Ron Colburn, who was also the chief patrol agent for the Yuma sector from 2005 to 2007, said it's a testament to the high level of training of Border Patrol agents that there have not been more friendly-fire incidents like the one that left Utah native Nicholas Ivie dead.
"In the ‘80s and ‘90s it was less likely that you would have an encounter of a law enforcement entity of any type," Colburn said.
He said when he worked at the station where Ivie operated, there were 11 agents. Today, there are roughly 475.
"We have four to five times more agents in the field today than we did back then," Colburn said.
When Ron Colburn worked at the station where Ivie operated, there were 11 agents. Today, there are roughly 475.

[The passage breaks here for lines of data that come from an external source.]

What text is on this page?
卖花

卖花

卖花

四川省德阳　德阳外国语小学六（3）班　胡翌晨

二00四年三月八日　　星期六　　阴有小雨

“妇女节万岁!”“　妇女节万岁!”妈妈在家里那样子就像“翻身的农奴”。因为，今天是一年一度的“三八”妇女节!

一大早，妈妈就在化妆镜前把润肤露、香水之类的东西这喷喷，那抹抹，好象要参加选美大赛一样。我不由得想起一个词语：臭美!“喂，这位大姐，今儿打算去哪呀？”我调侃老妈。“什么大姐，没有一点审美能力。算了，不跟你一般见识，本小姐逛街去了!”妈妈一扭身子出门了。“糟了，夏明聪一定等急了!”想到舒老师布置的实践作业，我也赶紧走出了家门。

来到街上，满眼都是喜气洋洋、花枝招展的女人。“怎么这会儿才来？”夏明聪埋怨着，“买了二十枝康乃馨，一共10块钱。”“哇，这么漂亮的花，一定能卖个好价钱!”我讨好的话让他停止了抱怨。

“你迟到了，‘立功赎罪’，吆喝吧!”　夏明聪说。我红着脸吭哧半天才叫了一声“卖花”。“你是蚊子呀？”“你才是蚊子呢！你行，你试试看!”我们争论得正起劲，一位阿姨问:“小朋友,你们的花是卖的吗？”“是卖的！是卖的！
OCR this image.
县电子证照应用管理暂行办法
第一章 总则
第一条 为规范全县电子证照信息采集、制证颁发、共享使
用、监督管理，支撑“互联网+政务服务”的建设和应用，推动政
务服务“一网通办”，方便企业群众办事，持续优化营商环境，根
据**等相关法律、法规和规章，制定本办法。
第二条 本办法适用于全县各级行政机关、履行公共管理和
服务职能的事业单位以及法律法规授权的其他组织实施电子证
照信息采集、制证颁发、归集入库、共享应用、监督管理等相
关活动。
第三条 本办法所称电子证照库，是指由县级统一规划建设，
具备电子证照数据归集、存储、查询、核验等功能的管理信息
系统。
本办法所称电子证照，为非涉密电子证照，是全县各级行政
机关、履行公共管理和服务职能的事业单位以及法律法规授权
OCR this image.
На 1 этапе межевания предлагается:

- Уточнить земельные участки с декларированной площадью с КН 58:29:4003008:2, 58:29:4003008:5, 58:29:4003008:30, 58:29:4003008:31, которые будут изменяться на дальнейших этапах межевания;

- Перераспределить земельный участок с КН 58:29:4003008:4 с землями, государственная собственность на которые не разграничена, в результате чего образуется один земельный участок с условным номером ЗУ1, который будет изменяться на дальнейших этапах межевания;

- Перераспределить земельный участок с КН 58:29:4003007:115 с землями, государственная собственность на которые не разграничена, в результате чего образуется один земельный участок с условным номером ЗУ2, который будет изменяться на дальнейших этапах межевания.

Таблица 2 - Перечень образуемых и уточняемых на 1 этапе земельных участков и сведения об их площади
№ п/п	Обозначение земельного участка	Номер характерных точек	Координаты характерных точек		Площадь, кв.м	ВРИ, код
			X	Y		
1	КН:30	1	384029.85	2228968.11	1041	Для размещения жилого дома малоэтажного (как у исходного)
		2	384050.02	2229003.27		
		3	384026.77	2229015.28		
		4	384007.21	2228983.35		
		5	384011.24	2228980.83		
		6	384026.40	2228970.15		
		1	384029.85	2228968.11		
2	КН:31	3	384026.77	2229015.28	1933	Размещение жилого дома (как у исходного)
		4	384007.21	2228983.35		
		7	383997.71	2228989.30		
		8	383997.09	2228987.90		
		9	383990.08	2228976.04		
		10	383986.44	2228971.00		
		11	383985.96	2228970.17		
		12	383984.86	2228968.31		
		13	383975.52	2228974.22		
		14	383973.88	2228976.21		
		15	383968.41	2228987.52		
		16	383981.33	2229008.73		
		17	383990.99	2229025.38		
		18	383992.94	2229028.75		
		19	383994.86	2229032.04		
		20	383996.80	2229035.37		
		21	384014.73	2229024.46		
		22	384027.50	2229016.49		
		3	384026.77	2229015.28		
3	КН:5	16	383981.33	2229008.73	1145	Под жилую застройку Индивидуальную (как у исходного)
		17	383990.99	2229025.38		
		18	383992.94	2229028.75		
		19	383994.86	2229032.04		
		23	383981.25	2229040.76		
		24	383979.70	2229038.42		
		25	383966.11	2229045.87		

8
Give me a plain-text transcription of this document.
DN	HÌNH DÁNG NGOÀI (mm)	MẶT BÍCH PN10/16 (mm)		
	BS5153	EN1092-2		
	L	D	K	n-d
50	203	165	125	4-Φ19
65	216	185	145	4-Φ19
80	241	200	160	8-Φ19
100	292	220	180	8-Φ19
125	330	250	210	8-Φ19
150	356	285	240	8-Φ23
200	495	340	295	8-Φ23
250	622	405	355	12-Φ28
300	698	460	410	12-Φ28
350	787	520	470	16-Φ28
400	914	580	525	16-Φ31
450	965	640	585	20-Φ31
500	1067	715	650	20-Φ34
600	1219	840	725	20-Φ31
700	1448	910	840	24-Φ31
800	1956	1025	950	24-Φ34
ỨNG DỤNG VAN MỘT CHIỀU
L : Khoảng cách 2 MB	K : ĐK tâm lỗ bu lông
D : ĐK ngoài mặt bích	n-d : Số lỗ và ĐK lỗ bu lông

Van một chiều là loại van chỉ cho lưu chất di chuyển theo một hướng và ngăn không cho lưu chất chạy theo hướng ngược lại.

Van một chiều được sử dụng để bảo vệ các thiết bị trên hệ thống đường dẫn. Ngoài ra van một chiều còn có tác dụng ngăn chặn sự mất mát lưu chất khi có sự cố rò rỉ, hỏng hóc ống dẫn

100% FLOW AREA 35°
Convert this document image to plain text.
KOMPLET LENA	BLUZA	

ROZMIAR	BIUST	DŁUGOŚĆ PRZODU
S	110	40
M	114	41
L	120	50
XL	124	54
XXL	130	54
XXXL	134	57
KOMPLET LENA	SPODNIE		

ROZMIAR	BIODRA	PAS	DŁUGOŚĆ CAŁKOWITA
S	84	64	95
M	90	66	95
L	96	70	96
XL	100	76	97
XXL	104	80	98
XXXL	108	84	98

The additional manpower is needed, Colburn said, to address the growing problems along the border. Colburn said drug runners used to carry knives and even rebar. Now, they frequently carry AK-47s.
Colburn said Border Patrol agents are highly-trained with expertise in rural police tactics. They're some of the best shots in the business, and they know so-called "sign cutting" or man-tracking skills that trace back to Native Americans and hunters in the Old West.
"The size and number and sex of the people can be determined by their sign," Colburn said. "The country of nationality can even be detected depending on what they leave behind."
Avoiding friendly fire casualties is a significant challenge for everyone from police to special forces.
"There's some things that can be done," OPSGEAR CEO David Burnell said. "Force multipliers, night vision help. But the fog of war is the fog of war."
Burnell, who has trained police and military in tactical response, said even in training, friendly-fire mistakes happen.
"We still see teams that have the same color light and teams that have opposing lights, even though they're on a joint mission, shoot each other," Burnell said.
Prudence is the better part of valor, yet prudence might get you killed.
Burnell says clear identifiers -- like teams calling out numbers that add up to a pre-determined total - help to determine who is a friendly and who is a foe.
Still, Burnell said outside factors and influences - such as sleep deprivation and human relationships - can impact even the best-trained agents and soldiers.
"It is really difficult and probably inappropriate to second-guess anybody who's in the field that's put in that duress," Burnell said. "Prudence is the better part of valor, yet prudence might get you killed."
Colburn said what happened to Agent Ivie will likely get a close review.
"Certainly they will study it and they will train to any tactics that help avoid a situation like this," Colburn said.